E uma curiosidade no sucesso de Pereira e Cendes no combate à esquistossomose em cobaias é que nenhum dos dois tinha experiência em parasitologia. No início, o que existia
eram cientistas com uma cura
em busca de uma doença.
"Estávamos interessados em
encontrar o modelo experimental de uma doença humana
no qual pudéssemos aplicar o
RNAi, e aí é que a esquistossomose surgiu", conta Cendes.
"Apesar de ser uma doença para a qual já existe um tratamento -quimioterápicos- essas drogas não são isentas de
efeitos colaterais, e já começam a existir parasitas que são
resistentes à terapia."
Para lidar com aspectos conhecidos da doença, os geneticistas se juntaram aos parasitologistas Eliana Zanotti-Magalhães e Luiz Augusto Magalhães, também da Unicamp. E a
parceria entre diferentes áreas
médicas rendeu resultado.
Molécula nua
Não que alguém esperasse
grande coisa já no início. Apesar de terem experiência com a
técnica, fizeram um primeiro
experimento apenas em espírito de sondagem, tanto que aplicaram apenas uma injeção de 5
microgramas de solução de
RNA nos roedores infectados.
"A gente simplesmente injeta uma solução de RNA na corrente sangüínea do camundongo através da veia, uma estratégia bem barata", diz Pereira.
"Não teve preparação nenhuma.
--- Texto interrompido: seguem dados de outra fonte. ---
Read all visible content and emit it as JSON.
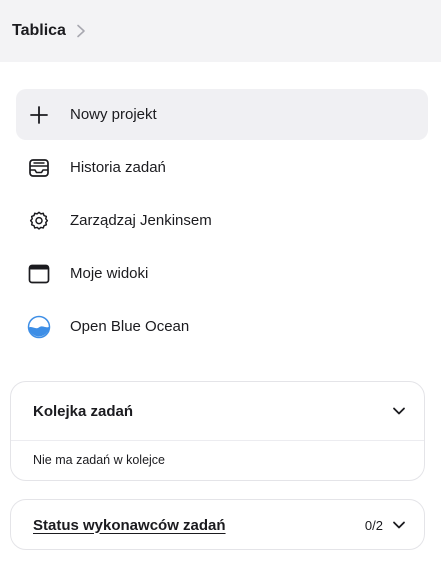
{
  "breadcrumb": {
    "items": [
      {
        "label": "Tablica"
      }
    ]
  },
  "nav": {
    "items": [
      {
        "label": "Nowy projekt",
        "icon": "plus-icon",
        "active": true
      },
      {
        "label": "Historia zadań",
        "icon": "inbox-icon"
      },
      {
        "label": "Zarządzaj Jenkinsem",
        "icon": "gear-icon"
      },
      {
        "label": "Moje widoki",
        "icon": "window-icon"
      },
      {
        "label": "Open Blue Ocean",
        "icon": "blue-ocean-icon"
      }
    ]
  },
  "queue": {
    "title": "Kolejka zadań",
    "empty_text": "Nie ma zadań w kolejce"
  },
  "executors": {
    "title": "Status wykonawców zadań",
    "count": "0/2"
  },
  "colors": {
    "breadcrumb_bg": "#f3f3f5",
    "active_item_bg": "#f0f0f3",
    "blue_ocean": "#3d8ee6"
  }
}
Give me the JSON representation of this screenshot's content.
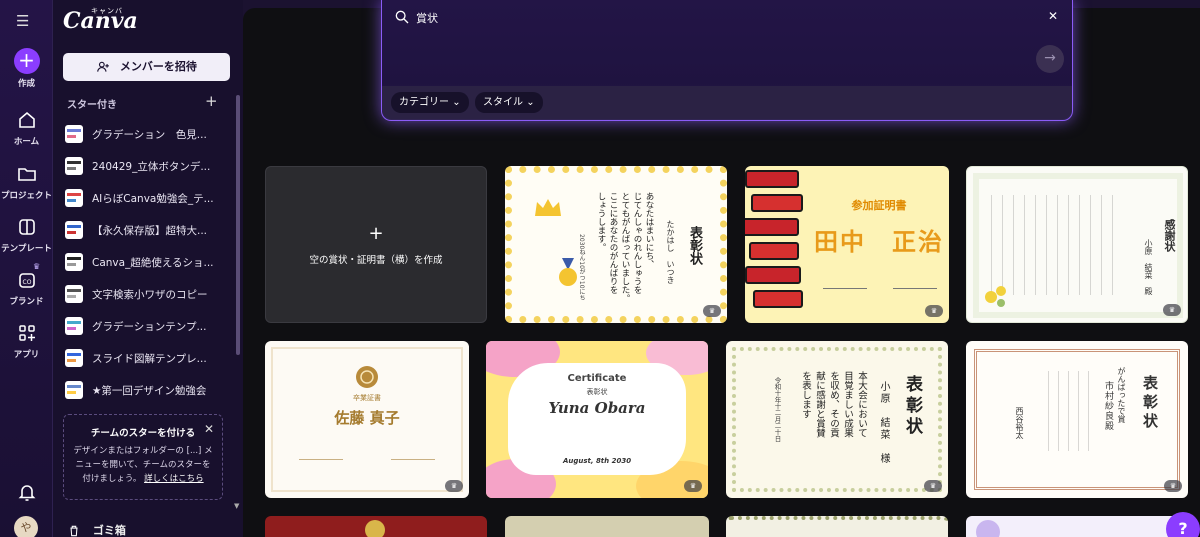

O RNA vai nu, mesmo."
A molécula escolhida para
atacar o verme desativa um gene essencial do animal, causando um colapso total no seu sistema metabólico. Segundo Pereira, uma redução de 27% na
população do verme em um
roedor infectado com uma dose
tão baixa da droga foi um resultado inesperado. A simples repetição da aplicação da droga,
afirmam, elevaria a eficácia.
"Além disso a molécula, da
maneira como a injetamos, é
pouco resistente na circulação
sanguínea e se degrada muito
rápido", diz Cendes. "Existem
modificações químicas que podem torná-la um pouco mais
resistente na corrente sangüínea e atingir um numero maior
de vermes dentro do fígado."
Iguais diferentes
O segredo do tratamento elaborado por Cendes é que o gene
escolhido para ser atacado pela
técnica de RNAi tem papel importante na síntese de uma
proteína fundamental na produção do DNA do verme. Sabotar uma proteína de parasitas
com fármacos comuns pode ser
uma estratégia difícil, já que
elas podem prejudicar outras
proteínas similares do hospedeiro (o doente) também.
"No nosso caso, as proteínas
eram iguais no parasita, no camundongo, e no homem", explica Pereira. "Mas apesar de a
proteína ser idêntica, o RNA
que codifica essas proteínas é
bem diferente." Essa diferença,
diz, permitiu o grupo sabotar
apenas proteínas do verme.
Outra vantagem de usar o
RNA é que a ação da molécula é
totalmente conhecida: ela esta
presente em toda célula ativa
de todo ser vivo. Seu papel é
traduzir o código do DNA em
ação. O vermífugo praziquantel
-usado hoje para a esquistossomose- ainda não teve seu
mecanismo de ação elucidado.
"E existe efeito colateral." diz
Cendes. "A droga acaba sendo
tóxica para o paciente, que não
faz o tratamento completo." O
estudo de Cendes e colegas será
publicado na revista "Experimental Parasitology".